Eğitim Haber Sitesi

Haber Takip Merkezi – Güncel ve Tarafsız Haber Sitesi – Ülkenin Nabzını Tutan Site

Gökyüzünde gizemli dairesel yapıları ortaya çıkardılar

Radyo astronomları, yeni nesil teleskoplarla gökyüzünde çıplak gözle görülemeyen gizemli dairesel yapıları keşfediyor. Avustralya’daki AASKAP ve Güney Afrika’daki MeerKAT teleskopları, daha önce hiç görülmemiş kadar soluk ve sıra dışı kozmik nesneleri gözler önüne seriyor.

Radyo Astronomisi ve Evrenin Güzelleşen Detayları

Radyo astronomisinde, bir nesnenin ne kadar kolay görülebildiğini belirleyen önemli bir ölçüt olan “yüzey parlaklığı”, MeerKAT ve ASKAP gibi teleskoplar sayesinde düşük yüzey parlaklığına sahip yeni evrenlerin keşfedilmesine olanak tanıyor. Güney Yarımküre’de bulunan bu teleskoplar, EMU (Evolutionary Map of the Universe) projesi ile bölgenin en detaylı radyo haritasını çıkarıyor.
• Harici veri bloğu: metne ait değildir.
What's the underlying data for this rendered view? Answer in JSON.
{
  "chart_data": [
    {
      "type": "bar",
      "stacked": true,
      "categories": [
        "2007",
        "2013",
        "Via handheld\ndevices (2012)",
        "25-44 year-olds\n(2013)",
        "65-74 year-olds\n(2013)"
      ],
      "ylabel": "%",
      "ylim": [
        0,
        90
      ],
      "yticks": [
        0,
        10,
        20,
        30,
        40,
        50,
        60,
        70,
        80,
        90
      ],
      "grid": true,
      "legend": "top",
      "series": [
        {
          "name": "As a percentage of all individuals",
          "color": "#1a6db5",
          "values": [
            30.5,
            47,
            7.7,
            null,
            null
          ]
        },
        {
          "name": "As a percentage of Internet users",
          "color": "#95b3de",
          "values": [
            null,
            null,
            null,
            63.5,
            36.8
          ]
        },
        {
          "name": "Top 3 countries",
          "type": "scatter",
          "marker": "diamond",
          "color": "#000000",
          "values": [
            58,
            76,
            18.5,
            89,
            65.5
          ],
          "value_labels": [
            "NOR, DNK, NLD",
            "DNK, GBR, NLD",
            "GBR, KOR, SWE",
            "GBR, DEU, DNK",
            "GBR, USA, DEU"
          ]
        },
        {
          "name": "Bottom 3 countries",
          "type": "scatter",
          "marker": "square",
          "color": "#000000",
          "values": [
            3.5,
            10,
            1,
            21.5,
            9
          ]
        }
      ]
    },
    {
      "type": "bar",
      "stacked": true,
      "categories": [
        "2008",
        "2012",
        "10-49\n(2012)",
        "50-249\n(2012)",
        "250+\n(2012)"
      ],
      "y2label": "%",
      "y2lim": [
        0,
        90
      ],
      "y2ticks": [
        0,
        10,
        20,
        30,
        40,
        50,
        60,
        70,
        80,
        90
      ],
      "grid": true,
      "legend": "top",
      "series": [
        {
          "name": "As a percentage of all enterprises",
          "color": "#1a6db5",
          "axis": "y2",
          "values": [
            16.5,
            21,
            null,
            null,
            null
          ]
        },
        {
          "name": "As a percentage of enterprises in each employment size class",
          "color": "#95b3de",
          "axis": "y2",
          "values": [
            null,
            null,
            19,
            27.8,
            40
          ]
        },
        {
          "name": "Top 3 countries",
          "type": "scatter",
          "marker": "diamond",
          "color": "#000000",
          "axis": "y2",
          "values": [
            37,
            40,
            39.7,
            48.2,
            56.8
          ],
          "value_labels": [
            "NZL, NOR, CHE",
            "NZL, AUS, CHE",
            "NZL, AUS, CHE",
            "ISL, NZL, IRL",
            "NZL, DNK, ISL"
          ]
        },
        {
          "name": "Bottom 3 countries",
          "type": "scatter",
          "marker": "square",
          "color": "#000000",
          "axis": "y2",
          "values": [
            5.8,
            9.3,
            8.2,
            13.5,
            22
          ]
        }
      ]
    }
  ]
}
Yapılan yeni gözlemler, yıldızların son evrelerine dair önemli ipuçları sunuyor. Örneğin, Kýklos ve WR16 gibi büyük yıldızlar, yakıtlarını tüketmeye başladıklarında oluşturdukları Wolf-Rayet yıldızlarının çevresindeki halkasal yapıları ortaya koyuyor. Bu yıldızlar, dış katmanlarını uzaya savurarak çevrelerinde simetrik gaz bulutları oluşturuyor.

Aynı şekilde, Stingray 1, Perun, Ancora ve Unicycle gibi nesneler de büyük yıldızların yaşadığı süpernova patlamalarına dair izler taşıyor. Bu patlamaların sonucunda oluşan şok dalgaları ise çevredeki maddeleri süpürerek genişleyen küresel yapılar meydana getiriyor.

ASKAP’ın en önemli keşiflerinden biri, Teleios adlı mükemmel dairesel bir süpernova kalıntısıdır. Bu nesne, çevresel etkilerden bağımsız kalarak kusursuz bir yapıya sahip olduğunu gösteriyor. Benzer şekilde Diprotodon adlı süpernova kalıntısı da Avustralya’nın tarih öncesi dev hayvanına gönderme yaparak adlandırıldı. Bu devasa nesnenin iç yapısının ASKAP tarafından incelenmesi, süpernova patlamalarının gelişimi hakkında önemli bilgiler sağlıyor.

ASKAP’ın gözlemleri, önceden bilinen bazı nesnelerin doğasını da yeniden yorumlamamıza yardımcı oluyor. Örneğin, Lagotis adı verilen bir nesne, önceden yalnızca bir yansıma bulutsusu olarak bilinen bir yapıyı iyonize hidrojen gazı içeren bir bölge olarak ortaya çıkarıyor. Bu yeni bulgular, yıldızların çevresindeki gaz bulutlarının etkileşimlerine dair yeni perspektifler sağlıyor.

Radyo teleskopları ayrıca galaksimiz dışındaki kozmik yapılar hakkında da bilgi veriyor. Radyo halkası galaksileri, optik ışıkta disk şeklinde görünse de radyo dalgalarında içlerinde boşluk bulunan halka benzeri yapılar sergiliyor. Bu fenomen, muhtemelen birçok süpernova patlamasının etkisiyle gazın dışarı itilmesi sonucunda meydana geliyor ancak tam olarak anlaşılamamıştır.

Ayrıca, Odd Radio Circles (ORC) adı verilen tamamen yeni bir nesne sınıfı da keşfedildi. Bu nesnelerden biri olan LMC-ORC, sadece radyo dalgalarında görülebiliyor ve kökeni hala belirsizliğini koruyor. ORC’lerin doğası hakkında daha fazla bilgi edinmek için ASKAP ve MeerKAT gibi teleskopların gelecekteki gözlemleri büyük önem taşıyor.

ASKAP ve MeerKAT, radyo astronomisinde bir kilometre taşı olup, gelecekte evrenin en soluk ve gizemli yapılarını keşfetmek amacıyla tasarlanmış olan Kare Kilometre Dizisi (SKA) teleskoplarının habercileri olarak kabul ediliyor. Şu anda EMU araştırmasının yalnızca yüzde 25’i tamamlanmış durumda ve geri kalan gözlemler tamamlandıkça, evren hakkındaki bilgilerimizi daha da genişletecek yeni keşiflere yol açacak.